Cami: 1769 yılında Lale Devri Padişahlarından III Ahmet’in kızı, Zeynep Asime Sultan tarafından yaptırılır.
Mimar: Mehmet Tahir Ağadır.
İlk bakışta: bir Bizans yapısı izlenimi verir. Çünkü Barok tarzda yapılmıştır ve yapımında kullanılan malzemeler ilginçtir.
Kubbesi değişiktir.
Evet: caminin en büyük özelliği, çevresinde çevrili bulunan mezarlık bölümüdür.
Hazirelerde, kaderleri farklı biçimde gelişen, iki insanın naaşı bulunur.
Birincisi:
Alemdar Mustafa Paşa.
1808 yılında ölen Alemdar Mustafa Paşa: Ruscuk’un tanınmış Beylerbeyidir.
Padişah III Selim’in yenilikçi ve reformcu yönünü beğenir.
Onu izler.
Padişah III Selim, halası Zeynep Asime Sultan’ın kocası Melek Mehmet Paşa’nın kendisine sadrazamlık yaptığı sırada, Nizam-ı Cedit yani Yeni orduyu kurar.
Fakat: 4’ncü Mustafa, 1807 yılında, amca oğlu III Selim’i tahttan indirir.
Saraya hapseder.
Alemdar Mustafa Paşa: Nizam-ı Cedid askerlerinden oluşan büyük bir ordu ile İstanbul’a girer ve III Selim’i yeniden tahta çıkarmak ister.
Ancak: Alemdar Mustafa Paşa’nın İstanbul’a gelmekte olduğunu öğrenen Yeniçeriler, sarayda bulunan III Selim’i öldürürler.
Alemdar’ın tahta çıkarmasından korktuğundan, kardeşi II Mahmut’u da öldürmek isterler, ancak saray mensuplarının bir kısmı, Sarayın damına çıkararak II Mustafa’yı gizlerler.
Alemdar Mustafa Paşa, saraya gelince II Mahmut’u tahta çıkarır ve kendisi de Sadrazam olur.
Reformlar devam ettirilir.
Bu defa: Sekban-ı Cedid ordusu kurulur.
Bu arada, bozulan devlet düzeninin geri sağlanması için, Padişah ile tebaası arasında, Sened-i İttifak isimli anlaşma imzalanır.
Fakat, bu uygulama kısa sürer.
Tarihte ilk defa, bir Padişah, yönettikleriyle sözleşme imzalamıştır ve bu durum Padişah II Mahmut’un hiç hoşuna gitmez.
O sıralarda, yeniçeriler de kendi gelecekleri açısından rahatsızdır.

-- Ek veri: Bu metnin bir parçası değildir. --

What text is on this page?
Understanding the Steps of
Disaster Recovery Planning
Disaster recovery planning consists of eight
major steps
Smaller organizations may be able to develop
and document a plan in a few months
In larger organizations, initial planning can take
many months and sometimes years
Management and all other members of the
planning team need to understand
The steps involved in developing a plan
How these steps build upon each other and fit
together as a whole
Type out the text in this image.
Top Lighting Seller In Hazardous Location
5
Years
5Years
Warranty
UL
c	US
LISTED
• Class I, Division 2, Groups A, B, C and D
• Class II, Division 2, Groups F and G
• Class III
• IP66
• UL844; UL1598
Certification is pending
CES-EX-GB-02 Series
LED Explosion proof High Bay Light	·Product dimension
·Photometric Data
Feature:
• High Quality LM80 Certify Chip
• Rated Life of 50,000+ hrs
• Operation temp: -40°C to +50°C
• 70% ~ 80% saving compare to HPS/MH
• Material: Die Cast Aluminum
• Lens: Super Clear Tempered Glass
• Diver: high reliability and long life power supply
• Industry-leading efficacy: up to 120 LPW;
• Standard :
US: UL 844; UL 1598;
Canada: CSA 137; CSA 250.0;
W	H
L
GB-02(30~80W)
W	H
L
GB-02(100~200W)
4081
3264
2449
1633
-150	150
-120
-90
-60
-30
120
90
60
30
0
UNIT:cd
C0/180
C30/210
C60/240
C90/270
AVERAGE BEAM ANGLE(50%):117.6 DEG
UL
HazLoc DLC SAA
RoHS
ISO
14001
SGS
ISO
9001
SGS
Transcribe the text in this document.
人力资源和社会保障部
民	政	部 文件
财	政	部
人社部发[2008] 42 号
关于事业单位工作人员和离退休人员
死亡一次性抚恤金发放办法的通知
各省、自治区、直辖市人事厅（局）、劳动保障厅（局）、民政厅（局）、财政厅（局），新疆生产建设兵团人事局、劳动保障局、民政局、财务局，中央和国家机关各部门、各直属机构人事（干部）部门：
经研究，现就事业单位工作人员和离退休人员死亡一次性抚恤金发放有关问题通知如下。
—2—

Derken, Alemdar Mustafa Paşa’nın sadrazamlığının 4’ncü ayında, yeniçeriler tekrar ayaklanır ve Alemdar Mustafa Paşa’nın evini kuşatırlar.
Hatta, konağın çatısına çıkıp, binayı yıkmaya başlarlar.
Kurtuluş ümidinin olmadığını fark eden Alemdar, konağın barut deposuna iner ve daha fazla yeniçerinin barut fıçılarının etki alanına girmesini bekledikten sonra, tabancası ile barut fıçılarını ateşler ve kendisiyle birlikte 100 yeniçerinin de ölmesine sebep olur.
Zaten kızgın olan yeniçeriler, büsbütün sinirlenir.
İki gün sonra, yıkıntılar arasından, Alemdar’ın cesedini çıkarırlar.
Sürükleyerek Aksaray’daki bir ağaca götürüp asarlar.
İki gün sonra da hırslarını alamayıp, Yedikule’de bir kuyuya atarlar.
Bu kargaşa sırasında, Padişah II Mahmut’da, 4’ncü Mustafa’yı öldürtür.
İlk fırsatta, Sened-i İttifak sözleşmesi yok edilir.
Yeniçeriler ve Sekbanlar arasındaki çatışmalar sırasında, İstanbul, adeta bir kan gölüne döner.
Sokaklar, cesetlerden geçilmez olur.
Çıkan yangınlarda, büyük mahalleler, evler, eşyalar kül olur.
1908 yılında, II Meşrutiyetten sonra, Alemdar Mustafa Paşa’nın cesedi kuyudan çıkarılır.
Alemdar’ın adının verildiği cadde üzerinde bulunan Zeynep Asime Sultan camisi haziresine gömülür.
Ölümünden 100 yıl geçtikten sonra, bir kahraman olarak ilan edilir.